Previous publications in this field—including the 2007 NICE guidance—often read as if those allowed into an exclusive club were reviewing, approving, and citing each others’ works. No one in a position of authority appears to have seriously pushed back against the self-serving assumptions and methodological missteps that mar many of these publications. Perhaps this sort of coddling is why some of these investigators appear incapable of presenting coherent explanations for such startling anomalies as the inclusion in a study of participants who are already “recovered” on key variables at baseline.
Instead, these investigators respond that the various concerns have all been addressed multiple times. They maintain that others are misrepresenting what they wrote. They repeat stories about being targeted by aggressive patients. In the UK, these diversionary tactics have often helped to stifle honest debate.
As others move on…
Elsewhere, the scientific community has intensified the search for biomedical causes and treatments while moving beyond the shortcomings of PACE and other GET/CBT studies. The US Centers for Disease Control and Prevention removed these two interventions from its recommendations more than a year ago, given the lack of convincing evidence to support claims of effectiveness. That does not mean, of course, that no one has ever benefited from them, including some people diagnosed with some variant of the illness or cluster of illnesses under the ME/CFS umbrella. It means that the available data do not justify presenting them in clinical guidelines or public health recommendations as the standard-of-care or as “evidence-based” treatments.
UK authorities have stonewalled these issues, as I know from my own three-year effort to breach this alternate zone of reality. Heavy-weights and grandees still applaud PACE and other GET/CBT studies as high quality research. I assume some of these smart people do not understand that they are wrong. Perhaps the NICE process could be a turning point, if it evolves into a forum for assessing the science with real-world metrics and standards.

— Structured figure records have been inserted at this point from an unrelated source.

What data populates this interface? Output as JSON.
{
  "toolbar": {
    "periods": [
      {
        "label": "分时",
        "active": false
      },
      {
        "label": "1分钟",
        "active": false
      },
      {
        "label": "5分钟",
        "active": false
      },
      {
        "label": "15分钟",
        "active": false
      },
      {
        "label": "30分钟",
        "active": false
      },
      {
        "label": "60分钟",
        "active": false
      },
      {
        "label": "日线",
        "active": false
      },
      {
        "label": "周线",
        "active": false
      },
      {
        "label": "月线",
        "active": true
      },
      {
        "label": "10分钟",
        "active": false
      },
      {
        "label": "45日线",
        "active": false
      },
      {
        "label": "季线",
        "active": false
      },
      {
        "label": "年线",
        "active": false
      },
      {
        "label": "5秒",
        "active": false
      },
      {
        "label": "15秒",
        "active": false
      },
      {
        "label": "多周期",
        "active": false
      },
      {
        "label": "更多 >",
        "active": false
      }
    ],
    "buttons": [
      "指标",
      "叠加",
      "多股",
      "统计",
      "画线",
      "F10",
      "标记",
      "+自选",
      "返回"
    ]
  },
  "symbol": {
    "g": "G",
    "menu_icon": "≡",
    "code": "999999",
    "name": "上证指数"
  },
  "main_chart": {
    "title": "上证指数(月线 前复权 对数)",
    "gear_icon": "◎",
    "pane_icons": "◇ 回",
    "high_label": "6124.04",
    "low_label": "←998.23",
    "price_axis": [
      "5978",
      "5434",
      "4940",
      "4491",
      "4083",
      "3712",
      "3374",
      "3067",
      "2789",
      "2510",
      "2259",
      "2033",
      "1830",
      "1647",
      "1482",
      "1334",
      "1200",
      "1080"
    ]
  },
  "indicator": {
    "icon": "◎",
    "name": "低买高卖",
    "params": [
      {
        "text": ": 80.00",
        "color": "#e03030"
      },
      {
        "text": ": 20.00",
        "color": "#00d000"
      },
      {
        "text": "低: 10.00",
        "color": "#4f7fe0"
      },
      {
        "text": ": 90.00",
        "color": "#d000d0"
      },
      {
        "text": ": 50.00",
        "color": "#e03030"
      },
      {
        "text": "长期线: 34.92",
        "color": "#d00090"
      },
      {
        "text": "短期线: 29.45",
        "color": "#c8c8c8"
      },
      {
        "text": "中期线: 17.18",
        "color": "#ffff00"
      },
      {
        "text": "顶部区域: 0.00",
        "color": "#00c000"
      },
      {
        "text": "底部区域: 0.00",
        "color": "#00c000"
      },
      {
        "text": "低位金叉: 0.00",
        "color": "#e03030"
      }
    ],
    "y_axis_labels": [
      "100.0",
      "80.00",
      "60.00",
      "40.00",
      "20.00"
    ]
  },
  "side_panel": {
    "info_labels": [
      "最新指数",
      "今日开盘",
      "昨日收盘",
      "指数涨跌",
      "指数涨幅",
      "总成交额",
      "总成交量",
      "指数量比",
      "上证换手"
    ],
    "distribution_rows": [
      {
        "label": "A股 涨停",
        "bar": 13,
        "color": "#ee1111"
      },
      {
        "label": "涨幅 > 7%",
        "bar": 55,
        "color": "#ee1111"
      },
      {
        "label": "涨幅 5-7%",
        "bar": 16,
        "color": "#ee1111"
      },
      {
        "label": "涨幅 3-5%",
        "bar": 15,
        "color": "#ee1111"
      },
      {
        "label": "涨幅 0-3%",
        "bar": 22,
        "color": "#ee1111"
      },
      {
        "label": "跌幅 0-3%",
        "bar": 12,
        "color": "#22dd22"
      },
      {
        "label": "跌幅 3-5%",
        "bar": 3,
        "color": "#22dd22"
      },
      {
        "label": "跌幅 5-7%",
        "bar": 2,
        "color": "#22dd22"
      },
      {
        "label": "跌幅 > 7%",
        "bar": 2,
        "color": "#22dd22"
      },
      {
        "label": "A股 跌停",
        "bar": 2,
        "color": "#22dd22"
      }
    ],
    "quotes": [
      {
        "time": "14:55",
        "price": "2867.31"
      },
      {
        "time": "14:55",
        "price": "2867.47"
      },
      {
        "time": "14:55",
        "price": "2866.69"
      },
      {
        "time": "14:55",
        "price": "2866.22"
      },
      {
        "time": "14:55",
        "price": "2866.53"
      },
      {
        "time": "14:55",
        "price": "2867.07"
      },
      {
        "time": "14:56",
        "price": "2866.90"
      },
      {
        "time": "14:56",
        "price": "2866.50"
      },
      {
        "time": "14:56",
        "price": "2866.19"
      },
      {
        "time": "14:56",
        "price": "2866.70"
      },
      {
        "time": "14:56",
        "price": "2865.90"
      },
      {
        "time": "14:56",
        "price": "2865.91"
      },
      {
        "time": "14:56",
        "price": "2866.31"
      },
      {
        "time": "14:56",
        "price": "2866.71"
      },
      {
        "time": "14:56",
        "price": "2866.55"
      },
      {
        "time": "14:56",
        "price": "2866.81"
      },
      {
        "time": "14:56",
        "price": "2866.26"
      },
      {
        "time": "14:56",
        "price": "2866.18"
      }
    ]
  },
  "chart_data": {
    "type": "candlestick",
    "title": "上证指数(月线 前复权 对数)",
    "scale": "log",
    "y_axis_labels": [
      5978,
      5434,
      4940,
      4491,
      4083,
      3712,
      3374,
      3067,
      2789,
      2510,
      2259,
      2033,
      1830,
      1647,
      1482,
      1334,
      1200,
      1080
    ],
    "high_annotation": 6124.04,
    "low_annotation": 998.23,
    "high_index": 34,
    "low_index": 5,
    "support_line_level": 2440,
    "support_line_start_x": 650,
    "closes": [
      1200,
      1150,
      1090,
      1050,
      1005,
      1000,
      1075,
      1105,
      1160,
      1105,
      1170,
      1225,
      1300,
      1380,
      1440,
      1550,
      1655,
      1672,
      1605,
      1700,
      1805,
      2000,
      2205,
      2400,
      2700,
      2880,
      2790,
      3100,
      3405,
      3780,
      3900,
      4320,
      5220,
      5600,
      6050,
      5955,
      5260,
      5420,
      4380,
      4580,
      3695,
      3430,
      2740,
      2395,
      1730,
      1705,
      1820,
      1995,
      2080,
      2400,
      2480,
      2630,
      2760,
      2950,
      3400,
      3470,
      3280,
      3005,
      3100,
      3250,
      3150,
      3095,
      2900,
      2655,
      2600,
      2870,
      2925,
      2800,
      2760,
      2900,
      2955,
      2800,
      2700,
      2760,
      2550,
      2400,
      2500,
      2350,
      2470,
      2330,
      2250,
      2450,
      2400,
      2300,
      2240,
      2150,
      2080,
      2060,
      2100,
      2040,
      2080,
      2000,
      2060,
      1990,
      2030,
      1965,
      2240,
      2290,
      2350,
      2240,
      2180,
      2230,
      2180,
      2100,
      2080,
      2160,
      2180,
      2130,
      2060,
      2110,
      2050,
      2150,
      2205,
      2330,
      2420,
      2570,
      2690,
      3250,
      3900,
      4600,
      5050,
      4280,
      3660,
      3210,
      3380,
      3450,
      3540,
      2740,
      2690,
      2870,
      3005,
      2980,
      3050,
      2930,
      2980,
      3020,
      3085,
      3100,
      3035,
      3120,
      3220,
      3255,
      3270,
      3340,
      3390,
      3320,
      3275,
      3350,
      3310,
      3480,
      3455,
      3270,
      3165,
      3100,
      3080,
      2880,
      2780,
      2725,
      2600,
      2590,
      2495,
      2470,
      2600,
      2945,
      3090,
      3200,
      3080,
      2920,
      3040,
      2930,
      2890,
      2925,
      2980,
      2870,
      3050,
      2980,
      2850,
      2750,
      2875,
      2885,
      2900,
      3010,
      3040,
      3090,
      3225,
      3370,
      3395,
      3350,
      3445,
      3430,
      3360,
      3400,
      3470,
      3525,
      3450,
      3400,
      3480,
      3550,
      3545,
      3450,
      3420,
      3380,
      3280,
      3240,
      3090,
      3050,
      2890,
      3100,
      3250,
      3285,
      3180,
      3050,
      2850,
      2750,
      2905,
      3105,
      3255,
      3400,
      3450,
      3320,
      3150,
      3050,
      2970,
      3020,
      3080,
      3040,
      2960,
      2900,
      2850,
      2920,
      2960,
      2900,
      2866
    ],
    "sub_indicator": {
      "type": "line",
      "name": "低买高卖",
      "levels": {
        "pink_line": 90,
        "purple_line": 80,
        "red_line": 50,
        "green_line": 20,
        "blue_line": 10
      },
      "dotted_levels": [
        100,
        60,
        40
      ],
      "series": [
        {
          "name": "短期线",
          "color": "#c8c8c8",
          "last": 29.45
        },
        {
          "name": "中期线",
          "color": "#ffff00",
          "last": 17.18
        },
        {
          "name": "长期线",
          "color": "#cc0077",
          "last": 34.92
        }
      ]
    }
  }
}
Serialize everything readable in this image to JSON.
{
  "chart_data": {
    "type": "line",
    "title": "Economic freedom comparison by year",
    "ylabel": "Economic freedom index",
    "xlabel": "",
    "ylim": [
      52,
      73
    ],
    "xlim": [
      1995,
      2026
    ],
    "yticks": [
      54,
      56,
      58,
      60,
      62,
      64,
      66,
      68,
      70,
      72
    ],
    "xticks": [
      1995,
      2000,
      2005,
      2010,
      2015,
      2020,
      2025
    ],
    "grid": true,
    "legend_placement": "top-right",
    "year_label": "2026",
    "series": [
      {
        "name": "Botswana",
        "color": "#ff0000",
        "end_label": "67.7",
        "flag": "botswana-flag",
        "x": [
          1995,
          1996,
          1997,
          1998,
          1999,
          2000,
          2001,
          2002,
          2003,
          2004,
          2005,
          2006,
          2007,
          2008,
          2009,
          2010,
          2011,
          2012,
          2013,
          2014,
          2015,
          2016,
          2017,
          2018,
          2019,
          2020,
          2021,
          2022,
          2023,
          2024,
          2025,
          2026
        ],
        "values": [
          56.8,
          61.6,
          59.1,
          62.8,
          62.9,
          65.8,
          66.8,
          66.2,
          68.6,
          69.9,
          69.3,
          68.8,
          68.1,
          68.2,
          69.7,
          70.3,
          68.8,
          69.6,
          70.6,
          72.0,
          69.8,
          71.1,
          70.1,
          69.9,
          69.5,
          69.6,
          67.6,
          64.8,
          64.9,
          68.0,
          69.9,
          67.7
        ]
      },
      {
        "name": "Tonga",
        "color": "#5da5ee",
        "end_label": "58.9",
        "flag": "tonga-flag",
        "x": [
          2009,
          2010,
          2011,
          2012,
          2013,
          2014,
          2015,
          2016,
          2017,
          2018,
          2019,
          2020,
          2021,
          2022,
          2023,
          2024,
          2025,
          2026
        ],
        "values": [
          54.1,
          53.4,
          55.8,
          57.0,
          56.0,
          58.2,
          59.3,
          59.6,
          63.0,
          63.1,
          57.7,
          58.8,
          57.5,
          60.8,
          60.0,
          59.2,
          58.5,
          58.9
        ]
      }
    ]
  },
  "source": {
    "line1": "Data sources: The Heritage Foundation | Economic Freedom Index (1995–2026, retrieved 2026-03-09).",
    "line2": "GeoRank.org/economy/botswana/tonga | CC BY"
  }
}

These standards would have to include what should be a non-controversial point–that studies in which participants have met outcomes thresholds at baseline cannot be taken seriously. Another non-controversial point should be that open-label trials relying on subjective outcomes are at high risk of bias—especially when the treatments themselves include claims that they are already proven to be effective. A third non-controversial point should be that patients and others have a right to raise issues about research and file freedom-of-information requests without being labeled “vexatious” or anti-scientific.
In fact, a robust debate about ME/CFS treatments rooted in scientific principles would be welcome, since such a debate has been largely absent in the UK. But it would require the NICE committee to include, in addition to a group of apparent GET/CBT proponents, a comparable cohort of biomedical professionals with some knowledge of clinical trials—that is, experts capable of rebutting claims of treatment effectiveness that exceed the evidence. The current list of committee members seems slim on that front. NICE should address this apparent discrepancy if it has any hope or expectation that the new guidance might prove credible and acceptable to a broad audience of clinicians, patients, care-givers, and others.